In the Tuesday press conference, McMaster was asked the crucial follow-up question: if the President did nothing inappropriate, why did Homeland Security Advisor Tom Bossert engage in damage control by calling up the intelligence agencies to warn them about what had been released? McMaster’s response was to double down on his original claim: he did not know why Bossert made those calls and neither he, nor Tillerson, nor Powell, thought there was anything inappropriate in what the president had shared.
McMaster further pre-butted another likely follow-up question: If it was not sensitive, why did the White House argue so strenuously with the Post not to publish their original story? McMaster’s answer: because in developing the story, the Post had done additional reporting that generated new details that were not shared with the Russians but, if made public, would in fact result in a dangerous release of classified material.
My interpretation of the White House push-back is a much-higher-stakes scenario than the conventional narrative. My version has the president’s most-respected staffers and principals — the ones that are least likely to lie out of some long-standing and misguided loyalty to the Trumpist cause — forcefully denying some of the most important aspects of a story that has now been reported multiple times based on a large number of (admittedly anonymous) sources.
The Post story said the president put at risk sources and methods. That his key staff immediately realized they had this vulnerability. That accordingly they engaged in a desperate attempt to undo the president’s damage. By contrast, McMaster claimed that the president did not put sources and methods at risk. That he did not do anything inappropriate. And that the most experienced staff in the meeting did not think otherwise.
The conventional narrative makes this just about spin in which the guilty party attempts to distract attention by pettifogging trivial details. The conventional narrative quickly reaches a very unsavory conclusion: the president’s staff are misdirecting the public to protect the president.
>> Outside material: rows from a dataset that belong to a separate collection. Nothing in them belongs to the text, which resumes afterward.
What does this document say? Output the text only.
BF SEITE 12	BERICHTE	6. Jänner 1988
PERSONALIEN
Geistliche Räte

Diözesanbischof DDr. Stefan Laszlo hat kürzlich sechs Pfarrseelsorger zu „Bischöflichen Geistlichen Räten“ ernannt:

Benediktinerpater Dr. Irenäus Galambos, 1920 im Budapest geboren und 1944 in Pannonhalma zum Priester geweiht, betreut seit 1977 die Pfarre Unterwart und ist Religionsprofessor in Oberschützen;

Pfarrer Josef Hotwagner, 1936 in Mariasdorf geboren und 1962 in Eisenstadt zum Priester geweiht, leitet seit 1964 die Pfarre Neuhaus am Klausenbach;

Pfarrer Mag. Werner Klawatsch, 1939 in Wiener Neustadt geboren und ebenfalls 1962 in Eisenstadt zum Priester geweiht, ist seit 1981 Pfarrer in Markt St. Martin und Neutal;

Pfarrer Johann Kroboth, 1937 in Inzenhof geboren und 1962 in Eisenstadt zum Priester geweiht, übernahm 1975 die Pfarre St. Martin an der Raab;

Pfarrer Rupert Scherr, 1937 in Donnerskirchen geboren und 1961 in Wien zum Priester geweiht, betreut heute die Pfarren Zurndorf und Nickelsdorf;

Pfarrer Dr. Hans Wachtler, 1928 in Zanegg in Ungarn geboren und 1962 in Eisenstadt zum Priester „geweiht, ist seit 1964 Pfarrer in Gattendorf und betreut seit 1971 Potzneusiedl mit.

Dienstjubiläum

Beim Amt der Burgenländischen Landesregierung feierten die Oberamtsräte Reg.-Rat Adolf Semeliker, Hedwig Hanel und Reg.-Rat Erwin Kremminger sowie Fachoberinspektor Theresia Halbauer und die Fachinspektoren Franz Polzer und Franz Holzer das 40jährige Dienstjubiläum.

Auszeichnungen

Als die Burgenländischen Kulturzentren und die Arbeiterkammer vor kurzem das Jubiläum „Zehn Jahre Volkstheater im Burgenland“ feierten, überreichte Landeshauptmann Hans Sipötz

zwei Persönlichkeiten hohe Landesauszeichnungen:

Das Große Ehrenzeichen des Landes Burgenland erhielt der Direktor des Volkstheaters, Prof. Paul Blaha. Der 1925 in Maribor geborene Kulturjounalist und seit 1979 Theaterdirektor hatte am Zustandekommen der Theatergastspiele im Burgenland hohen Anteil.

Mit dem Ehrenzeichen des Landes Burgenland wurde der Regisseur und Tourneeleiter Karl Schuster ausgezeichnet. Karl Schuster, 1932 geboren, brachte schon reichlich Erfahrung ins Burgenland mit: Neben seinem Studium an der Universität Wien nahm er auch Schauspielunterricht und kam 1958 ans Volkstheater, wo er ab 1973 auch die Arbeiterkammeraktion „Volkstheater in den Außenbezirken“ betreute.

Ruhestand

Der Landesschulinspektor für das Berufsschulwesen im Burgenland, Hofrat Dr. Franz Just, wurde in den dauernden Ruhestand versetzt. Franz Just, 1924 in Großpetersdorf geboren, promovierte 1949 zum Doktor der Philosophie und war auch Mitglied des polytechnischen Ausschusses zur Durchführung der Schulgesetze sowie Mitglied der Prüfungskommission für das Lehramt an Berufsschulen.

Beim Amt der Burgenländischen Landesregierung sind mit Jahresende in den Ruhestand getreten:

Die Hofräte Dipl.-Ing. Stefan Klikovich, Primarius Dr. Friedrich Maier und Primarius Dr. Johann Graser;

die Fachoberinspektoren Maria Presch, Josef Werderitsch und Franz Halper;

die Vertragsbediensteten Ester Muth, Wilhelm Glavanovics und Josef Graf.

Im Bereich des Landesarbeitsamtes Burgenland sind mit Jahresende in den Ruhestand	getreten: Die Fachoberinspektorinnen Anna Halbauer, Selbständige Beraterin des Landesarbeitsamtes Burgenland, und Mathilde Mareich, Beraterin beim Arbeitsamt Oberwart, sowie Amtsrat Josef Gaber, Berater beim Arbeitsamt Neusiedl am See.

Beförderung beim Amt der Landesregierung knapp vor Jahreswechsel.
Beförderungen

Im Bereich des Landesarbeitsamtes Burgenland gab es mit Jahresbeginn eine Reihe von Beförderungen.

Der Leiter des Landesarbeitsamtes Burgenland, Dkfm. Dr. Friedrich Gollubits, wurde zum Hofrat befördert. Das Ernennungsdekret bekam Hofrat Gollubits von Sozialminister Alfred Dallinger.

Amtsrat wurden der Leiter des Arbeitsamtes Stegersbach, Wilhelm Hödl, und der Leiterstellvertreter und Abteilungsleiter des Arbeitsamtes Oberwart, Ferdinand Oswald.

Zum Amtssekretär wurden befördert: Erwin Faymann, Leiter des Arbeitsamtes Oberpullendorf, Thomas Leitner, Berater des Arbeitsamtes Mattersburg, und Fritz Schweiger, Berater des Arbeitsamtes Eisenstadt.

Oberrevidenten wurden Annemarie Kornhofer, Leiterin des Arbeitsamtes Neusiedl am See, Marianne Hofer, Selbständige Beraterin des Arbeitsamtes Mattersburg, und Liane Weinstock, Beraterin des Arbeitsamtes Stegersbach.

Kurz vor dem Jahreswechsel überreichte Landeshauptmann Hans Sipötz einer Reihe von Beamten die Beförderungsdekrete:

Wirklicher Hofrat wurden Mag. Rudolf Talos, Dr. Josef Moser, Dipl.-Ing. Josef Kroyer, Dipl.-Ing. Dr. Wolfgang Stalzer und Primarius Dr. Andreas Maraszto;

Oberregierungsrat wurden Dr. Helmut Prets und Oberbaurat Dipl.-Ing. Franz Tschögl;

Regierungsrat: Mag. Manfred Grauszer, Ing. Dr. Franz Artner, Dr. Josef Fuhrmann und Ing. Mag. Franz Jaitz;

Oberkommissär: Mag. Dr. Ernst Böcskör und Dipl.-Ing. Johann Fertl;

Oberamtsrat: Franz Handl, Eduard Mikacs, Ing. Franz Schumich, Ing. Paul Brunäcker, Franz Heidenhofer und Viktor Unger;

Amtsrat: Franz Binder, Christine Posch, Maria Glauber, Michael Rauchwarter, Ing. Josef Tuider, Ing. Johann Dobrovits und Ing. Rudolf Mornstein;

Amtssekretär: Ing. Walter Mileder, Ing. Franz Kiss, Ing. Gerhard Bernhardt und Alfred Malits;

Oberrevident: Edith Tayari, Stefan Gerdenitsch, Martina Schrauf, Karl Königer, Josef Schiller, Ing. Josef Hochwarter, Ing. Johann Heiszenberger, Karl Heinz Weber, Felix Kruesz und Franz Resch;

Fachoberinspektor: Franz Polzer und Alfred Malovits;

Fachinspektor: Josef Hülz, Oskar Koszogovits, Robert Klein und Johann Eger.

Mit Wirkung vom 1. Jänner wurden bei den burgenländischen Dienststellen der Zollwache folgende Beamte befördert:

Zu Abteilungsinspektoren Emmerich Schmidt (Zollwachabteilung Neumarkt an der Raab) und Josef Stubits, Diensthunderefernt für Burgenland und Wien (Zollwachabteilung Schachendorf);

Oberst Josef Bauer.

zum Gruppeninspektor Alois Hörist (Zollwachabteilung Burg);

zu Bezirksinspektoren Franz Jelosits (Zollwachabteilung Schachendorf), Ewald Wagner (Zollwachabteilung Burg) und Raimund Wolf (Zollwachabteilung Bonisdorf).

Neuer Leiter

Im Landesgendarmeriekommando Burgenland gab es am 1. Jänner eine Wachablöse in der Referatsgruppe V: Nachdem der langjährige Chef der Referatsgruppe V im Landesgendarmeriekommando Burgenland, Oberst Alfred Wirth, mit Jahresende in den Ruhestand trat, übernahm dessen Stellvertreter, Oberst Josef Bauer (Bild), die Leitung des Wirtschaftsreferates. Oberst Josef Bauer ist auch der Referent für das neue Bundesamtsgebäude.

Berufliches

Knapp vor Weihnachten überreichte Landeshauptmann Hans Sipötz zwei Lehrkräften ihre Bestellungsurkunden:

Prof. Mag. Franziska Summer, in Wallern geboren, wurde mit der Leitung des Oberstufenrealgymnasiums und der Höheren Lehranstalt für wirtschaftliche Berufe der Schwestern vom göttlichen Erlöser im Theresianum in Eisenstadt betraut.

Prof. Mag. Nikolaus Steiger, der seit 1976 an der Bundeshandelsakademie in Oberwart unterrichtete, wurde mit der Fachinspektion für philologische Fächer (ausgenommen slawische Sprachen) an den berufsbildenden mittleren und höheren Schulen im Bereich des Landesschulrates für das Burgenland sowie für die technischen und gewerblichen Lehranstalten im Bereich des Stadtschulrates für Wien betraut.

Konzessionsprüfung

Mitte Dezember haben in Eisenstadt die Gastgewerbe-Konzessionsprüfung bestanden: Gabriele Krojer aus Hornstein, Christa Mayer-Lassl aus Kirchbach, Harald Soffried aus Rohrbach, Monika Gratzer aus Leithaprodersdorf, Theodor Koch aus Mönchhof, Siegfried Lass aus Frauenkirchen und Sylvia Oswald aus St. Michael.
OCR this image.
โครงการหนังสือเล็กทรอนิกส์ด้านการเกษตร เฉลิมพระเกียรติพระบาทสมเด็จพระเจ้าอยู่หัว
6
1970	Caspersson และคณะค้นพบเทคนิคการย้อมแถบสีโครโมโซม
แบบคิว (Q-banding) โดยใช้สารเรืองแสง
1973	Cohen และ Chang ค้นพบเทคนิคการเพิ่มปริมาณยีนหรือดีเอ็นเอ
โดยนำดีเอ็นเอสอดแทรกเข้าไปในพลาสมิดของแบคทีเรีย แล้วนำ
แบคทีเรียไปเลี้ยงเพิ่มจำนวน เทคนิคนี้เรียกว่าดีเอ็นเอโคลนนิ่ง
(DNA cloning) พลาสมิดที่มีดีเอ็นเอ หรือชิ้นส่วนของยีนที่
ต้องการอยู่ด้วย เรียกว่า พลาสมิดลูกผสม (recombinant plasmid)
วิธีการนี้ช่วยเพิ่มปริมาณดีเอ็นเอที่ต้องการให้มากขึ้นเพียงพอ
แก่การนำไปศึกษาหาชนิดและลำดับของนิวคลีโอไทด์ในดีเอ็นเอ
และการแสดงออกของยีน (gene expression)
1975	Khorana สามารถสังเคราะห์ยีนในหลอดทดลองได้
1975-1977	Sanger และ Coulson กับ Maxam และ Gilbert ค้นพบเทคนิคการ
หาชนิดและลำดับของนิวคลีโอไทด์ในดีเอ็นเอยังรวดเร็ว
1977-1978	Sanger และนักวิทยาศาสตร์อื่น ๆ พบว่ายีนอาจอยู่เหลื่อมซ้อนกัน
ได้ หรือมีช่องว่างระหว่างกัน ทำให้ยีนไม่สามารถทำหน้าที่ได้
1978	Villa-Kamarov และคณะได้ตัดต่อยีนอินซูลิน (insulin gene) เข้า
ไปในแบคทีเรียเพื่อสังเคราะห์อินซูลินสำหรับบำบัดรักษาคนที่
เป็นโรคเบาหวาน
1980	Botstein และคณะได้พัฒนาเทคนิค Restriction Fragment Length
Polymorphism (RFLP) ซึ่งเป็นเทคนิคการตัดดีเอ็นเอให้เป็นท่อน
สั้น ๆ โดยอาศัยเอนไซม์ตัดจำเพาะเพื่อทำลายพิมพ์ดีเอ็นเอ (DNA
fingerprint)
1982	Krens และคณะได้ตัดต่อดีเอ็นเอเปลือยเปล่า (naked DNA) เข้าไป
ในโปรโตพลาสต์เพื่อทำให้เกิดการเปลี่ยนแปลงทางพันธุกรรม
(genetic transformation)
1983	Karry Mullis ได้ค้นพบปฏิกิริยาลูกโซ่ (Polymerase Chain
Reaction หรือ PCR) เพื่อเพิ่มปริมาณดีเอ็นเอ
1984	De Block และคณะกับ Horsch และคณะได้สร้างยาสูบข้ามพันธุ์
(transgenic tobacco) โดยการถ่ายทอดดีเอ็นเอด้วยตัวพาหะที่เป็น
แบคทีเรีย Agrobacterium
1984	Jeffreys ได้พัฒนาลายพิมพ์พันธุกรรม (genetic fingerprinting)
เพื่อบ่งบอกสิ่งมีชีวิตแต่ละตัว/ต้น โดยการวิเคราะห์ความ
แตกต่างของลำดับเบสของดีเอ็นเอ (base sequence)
As I read the White House push-back, however, it appears they are attempting something much bigger and more difficult: they are claiming the central allegations of the Post story are false. If they are factually incorrect in those claims, that goes well beyond misdirection.
My counternarrative does not end the matter. On the contrary, there are lots more questions to be asked: Why did Bossert do damage control? When will the full transcript be released (something that should be easy to do if nothing sensitive or inappropriate transpired)? Will the director of national intelligence and director of the CIA back the White House account on the record? And so on.
Unfortunately for the White House, this story has legs. And if new revelations undermine the White House pushback, the consequences for all involved will be much graver.